Recently big data and web design have come under a similar challenge:
What is the point of doing it?
Big Data is buckling under its own weight. So much information, so fast the change, so vast the variety – who can make sense of it and actually use it? An article by Richard C. Larson says “small data” is the new black and looks at the opportunity using a small but significant subset of the data that can actually be processed by humans. The idea of BI still is to transform data into actionable information. Small data sounds like a possible approach towards it.
The UX magazine challenges web designers by saying their trade is largely irrelevant. There are only so many ways to create a great contact or payment form and those exist. Why do it again?

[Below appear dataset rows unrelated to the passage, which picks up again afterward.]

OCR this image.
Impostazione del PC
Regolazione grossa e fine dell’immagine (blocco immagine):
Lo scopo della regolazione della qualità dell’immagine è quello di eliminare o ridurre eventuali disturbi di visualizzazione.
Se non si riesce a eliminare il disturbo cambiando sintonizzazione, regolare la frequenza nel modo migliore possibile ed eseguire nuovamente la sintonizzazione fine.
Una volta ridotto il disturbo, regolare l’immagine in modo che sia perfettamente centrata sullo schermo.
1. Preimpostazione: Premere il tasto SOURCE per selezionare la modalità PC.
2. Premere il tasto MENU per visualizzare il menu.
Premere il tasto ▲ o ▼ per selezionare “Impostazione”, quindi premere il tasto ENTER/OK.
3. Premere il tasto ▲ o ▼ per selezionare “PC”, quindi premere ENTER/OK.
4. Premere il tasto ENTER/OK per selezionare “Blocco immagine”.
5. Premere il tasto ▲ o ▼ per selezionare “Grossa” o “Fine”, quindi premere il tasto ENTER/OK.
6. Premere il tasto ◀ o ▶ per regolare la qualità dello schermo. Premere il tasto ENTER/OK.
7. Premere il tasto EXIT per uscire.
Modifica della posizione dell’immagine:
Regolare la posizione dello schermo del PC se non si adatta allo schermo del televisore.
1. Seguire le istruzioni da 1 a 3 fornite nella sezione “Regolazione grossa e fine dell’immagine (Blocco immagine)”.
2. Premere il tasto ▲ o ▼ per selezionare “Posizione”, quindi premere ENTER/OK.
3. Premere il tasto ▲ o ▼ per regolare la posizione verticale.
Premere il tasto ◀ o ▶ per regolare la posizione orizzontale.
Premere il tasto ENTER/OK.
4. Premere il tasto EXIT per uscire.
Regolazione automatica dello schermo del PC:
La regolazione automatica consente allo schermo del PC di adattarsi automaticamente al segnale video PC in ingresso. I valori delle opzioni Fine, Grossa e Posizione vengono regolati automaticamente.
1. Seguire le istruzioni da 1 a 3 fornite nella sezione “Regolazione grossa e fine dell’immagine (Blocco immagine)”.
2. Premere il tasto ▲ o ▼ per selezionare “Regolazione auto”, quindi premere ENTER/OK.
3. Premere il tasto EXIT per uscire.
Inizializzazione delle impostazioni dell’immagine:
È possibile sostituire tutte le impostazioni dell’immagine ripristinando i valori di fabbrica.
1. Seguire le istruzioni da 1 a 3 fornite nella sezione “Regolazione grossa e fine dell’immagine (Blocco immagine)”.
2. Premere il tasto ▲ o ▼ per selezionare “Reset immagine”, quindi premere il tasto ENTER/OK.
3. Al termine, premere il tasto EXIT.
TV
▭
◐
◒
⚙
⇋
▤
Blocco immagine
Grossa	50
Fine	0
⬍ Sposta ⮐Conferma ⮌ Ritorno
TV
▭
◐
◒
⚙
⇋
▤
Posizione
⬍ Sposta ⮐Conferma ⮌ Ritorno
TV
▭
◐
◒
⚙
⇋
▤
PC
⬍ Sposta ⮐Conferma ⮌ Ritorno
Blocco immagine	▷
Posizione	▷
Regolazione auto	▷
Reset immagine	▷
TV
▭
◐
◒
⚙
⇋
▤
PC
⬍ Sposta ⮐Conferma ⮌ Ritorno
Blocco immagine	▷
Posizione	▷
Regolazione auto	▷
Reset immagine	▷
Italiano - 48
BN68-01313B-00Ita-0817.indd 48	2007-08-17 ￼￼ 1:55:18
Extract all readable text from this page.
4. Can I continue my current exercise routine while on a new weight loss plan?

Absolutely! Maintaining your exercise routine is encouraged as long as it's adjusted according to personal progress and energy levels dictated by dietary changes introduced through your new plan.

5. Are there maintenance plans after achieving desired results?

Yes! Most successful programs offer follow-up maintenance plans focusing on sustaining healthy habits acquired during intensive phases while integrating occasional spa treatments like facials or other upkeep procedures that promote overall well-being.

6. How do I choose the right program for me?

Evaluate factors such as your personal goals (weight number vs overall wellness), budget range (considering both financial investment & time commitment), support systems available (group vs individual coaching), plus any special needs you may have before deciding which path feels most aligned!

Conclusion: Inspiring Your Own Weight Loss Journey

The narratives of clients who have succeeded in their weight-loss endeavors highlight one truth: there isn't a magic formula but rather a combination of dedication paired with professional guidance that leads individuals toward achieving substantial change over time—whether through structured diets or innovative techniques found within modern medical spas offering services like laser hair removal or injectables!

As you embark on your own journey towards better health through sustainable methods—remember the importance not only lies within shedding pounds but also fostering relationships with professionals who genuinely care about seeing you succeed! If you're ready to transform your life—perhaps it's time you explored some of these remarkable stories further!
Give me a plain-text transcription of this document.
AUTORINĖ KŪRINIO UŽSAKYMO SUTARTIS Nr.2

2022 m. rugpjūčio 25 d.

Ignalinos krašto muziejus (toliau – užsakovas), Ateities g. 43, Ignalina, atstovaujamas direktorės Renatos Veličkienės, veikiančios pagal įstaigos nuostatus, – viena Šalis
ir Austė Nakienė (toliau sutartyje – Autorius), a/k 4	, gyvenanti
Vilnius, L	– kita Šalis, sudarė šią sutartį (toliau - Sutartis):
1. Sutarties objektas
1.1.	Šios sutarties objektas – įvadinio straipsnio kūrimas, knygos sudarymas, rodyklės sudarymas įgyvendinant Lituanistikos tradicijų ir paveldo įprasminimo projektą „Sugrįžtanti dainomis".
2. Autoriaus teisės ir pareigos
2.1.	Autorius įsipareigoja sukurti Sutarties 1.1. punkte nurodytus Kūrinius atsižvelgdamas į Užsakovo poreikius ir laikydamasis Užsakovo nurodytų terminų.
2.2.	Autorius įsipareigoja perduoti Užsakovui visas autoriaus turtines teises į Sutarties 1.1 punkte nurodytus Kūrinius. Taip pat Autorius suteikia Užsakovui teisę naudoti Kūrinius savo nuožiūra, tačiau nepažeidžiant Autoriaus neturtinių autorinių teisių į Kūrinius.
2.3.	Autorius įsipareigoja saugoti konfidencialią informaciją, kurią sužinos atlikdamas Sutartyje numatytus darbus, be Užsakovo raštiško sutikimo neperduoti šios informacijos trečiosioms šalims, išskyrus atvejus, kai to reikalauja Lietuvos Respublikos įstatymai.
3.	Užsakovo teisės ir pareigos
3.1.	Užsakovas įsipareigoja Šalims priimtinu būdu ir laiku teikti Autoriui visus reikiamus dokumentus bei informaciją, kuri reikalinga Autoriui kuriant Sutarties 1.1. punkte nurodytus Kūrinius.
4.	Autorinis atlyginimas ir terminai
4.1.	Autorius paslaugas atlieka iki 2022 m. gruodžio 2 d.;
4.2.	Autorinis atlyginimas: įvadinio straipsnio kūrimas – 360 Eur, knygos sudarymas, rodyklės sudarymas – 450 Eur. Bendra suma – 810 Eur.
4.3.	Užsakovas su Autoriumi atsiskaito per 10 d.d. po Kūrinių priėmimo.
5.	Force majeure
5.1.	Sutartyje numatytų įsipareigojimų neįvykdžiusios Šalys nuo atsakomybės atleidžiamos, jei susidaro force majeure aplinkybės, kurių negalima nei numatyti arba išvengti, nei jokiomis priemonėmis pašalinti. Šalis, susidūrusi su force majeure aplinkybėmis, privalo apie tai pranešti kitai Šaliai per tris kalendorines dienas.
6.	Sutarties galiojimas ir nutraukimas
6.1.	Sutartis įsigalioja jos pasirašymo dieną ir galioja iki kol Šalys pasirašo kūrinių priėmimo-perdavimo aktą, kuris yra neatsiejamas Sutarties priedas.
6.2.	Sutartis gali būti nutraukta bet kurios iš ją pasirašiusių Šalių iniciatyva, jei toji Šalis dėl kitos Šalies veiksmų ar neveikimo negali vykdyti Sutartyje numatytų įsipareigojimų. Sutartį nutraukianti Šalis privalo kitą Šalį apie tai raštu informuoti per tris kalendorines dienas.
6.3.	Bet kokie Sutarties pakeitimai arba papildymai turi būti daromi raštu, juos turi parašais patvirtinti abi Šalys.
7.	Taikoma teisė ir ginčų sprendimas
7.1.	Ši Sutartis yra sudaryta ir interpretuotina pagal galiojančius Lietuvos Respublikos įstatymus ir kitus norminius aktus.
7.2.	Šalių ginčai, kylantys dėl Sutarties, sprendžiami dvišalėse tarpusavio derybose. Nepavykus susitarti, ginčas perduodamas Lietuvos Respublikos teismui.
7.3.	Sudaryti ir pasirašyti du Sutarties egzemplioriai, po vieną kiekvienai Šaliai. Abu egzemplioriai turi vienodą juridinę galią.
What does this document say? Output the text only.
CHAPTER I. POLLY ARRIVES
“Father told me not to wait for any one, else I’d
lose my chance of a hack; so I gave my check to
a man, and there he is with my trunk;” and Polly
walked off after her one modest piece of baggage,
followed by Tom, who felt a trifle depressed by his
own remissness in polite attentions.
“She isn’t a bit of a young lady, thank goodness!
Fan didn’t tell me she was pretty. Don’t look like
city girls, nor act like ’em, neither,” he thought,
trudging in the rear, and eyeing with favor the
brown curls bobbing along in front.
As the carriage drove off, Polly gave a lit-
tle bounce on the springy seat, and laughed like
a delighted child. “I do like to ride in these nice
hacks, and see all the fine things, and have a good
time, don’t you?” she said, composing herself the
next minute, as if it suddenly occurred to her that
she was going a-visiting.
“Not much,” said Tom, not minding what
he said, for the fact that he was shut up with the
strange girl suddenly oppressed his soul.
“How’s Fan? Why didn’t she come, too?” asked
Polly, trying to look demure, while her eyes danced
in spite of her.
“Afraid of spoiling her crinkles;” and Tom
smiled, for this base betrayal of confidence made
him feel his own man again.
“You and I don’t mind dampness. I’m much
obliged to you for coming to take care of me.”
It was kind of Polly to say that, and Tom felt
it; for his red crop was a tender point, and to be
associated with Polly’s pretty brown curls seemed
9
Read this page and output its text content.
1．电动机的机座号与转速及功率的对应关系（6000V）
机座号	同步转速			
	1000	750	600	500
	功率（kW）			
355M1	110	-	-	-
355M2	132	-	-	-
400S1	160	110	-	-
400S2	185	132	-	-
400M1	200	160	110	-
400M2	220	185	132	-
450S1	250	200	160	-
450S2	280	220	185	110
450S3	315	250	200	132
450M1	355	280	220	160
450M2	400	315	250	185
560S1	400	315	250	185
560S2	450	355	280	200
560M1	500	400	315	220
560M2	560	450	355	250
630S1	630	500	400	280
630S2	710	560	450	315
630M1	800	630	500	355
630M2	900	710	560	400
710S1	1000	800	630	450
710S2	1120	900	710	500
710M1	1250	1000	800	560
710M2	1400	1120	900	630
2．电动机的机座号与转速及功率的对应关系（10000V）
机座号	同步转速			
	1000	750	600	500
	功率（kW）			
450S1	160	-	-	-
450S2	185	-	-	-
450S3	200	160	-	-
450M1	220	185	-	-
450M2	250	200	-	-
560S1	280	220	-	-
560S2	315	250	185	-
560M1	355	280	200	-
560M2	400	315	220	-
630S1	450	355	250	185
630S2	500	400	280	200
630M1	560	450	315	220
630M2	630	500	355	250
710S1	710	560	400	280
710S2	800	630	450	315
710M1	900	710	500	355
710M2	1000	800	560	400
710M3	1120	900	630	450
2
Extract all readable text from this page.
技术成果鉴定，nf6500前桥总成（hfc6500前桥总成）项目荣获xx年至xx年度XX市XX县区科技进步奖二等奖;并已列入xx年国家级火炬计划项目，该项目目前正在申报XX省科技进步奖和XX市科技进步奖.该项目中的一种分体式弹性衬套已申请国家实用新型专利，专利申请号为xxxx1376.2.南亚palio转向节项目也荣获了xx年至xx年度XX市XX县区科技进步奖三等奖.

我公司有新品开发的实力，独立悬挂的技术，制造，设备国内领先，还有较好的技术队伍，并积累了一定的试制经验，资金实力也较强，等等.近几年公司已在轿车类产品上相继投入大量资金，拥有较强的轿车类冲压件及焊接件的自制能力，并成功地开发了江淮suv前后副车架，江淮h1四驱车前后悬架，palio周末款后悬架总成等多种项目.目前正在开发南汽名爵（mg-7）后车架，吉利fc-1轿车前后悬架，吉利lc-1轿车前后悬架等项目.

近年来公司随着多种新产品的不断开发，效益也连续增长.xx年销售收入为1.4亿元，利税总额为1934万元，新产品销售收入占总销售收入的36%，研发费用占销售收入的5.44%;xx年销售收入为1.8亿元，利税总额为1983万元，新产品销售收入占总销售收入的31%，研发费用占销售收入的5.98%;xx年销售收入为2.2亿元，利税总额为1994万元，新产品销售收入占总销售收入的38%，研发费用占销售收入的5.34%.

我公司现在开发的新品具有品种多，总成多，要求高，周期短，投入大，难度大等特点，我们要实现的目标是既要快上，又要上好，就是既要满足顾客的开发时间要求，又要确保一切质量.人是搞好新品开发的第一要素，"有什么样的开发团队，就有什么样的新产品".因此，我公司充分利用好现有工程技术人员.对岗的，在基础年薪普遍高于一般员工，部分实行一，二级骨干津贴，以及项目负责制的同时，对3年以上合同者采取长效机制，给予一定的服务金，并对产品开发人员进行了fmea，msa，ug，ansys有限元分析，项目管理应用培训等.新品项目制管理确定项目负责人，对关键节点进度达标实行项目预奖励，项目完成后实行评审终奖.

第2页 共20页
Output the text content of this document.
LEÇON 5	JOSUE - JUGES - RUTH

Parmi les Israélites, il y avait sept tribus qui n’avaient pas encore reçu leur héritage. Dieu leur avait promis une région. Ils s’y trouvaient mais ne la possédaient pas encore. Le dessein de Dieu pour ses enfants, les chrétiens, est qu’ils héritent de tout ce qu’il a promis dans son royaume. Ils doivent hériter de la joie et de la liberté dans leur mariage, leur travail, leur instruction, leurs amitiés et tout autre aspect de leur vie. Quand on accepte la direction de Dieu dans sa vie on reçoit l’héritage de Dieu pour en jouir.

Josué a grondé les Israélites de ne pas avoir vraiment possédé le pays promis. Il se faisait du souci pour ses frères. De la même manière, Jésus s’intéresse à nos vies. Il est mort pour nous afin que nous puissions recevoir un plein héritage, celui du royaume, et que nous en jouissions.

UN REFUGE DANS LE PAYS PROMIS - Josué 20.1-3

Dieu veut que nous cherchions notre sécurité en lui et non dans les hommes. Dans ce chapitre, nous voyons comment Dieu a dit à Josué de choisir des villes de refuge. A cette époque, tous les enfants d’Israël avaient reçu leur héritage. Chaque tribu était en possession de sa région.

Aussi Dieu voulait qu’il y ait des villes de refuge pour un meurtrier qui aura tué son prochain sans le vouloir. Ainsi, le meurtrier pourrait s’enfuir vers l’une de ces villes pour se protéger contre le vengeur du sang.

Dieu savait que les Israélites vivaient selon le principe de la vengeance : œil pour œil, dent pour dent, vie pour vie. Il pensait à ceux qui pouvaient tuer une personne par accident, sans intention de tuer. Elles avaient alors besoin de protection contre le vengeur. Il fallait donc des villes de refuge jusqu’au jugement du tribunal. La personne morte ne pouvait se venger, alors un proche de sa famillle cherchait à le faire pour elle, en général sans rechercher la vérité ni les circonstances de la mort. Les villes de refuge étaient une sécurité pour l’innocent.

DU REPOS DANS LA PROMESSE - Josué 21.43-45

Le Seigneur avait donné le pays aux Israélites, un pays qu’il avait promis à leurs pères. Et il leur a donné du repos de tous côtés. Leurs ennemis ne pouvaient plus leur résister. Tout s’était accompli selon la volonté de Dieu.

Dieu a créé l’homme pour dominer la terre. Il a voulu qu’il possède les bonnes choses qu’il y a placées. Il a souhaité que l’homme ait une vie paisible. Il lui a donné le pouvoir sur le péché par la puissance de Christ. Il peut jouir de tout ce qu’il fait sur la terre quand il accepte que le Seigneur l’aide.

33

Sergio Nouvel of Continuum says: “2015 must be the year where we shift our focus to unsolved problems, especially ones we’ve been inadvertedly feeding all these years: the overload of information. The world needs designers to simplify, not to add up to the noise. Artificial intelligence is becoming the way of extracting sense and relevance of seas of information we have no human bandwidth to process. As professionals meant to be the experts in the creation of sense, this challenge needs us on board.”
The answer to the question is the same in both cases:
“Making sense of information by preparing and presenting it in readily consumable or actionable form.”
IT Architects from web design, information architecture, to business intelligence and enterprise architecture have a common goal: deliver value from the flood of electronic data.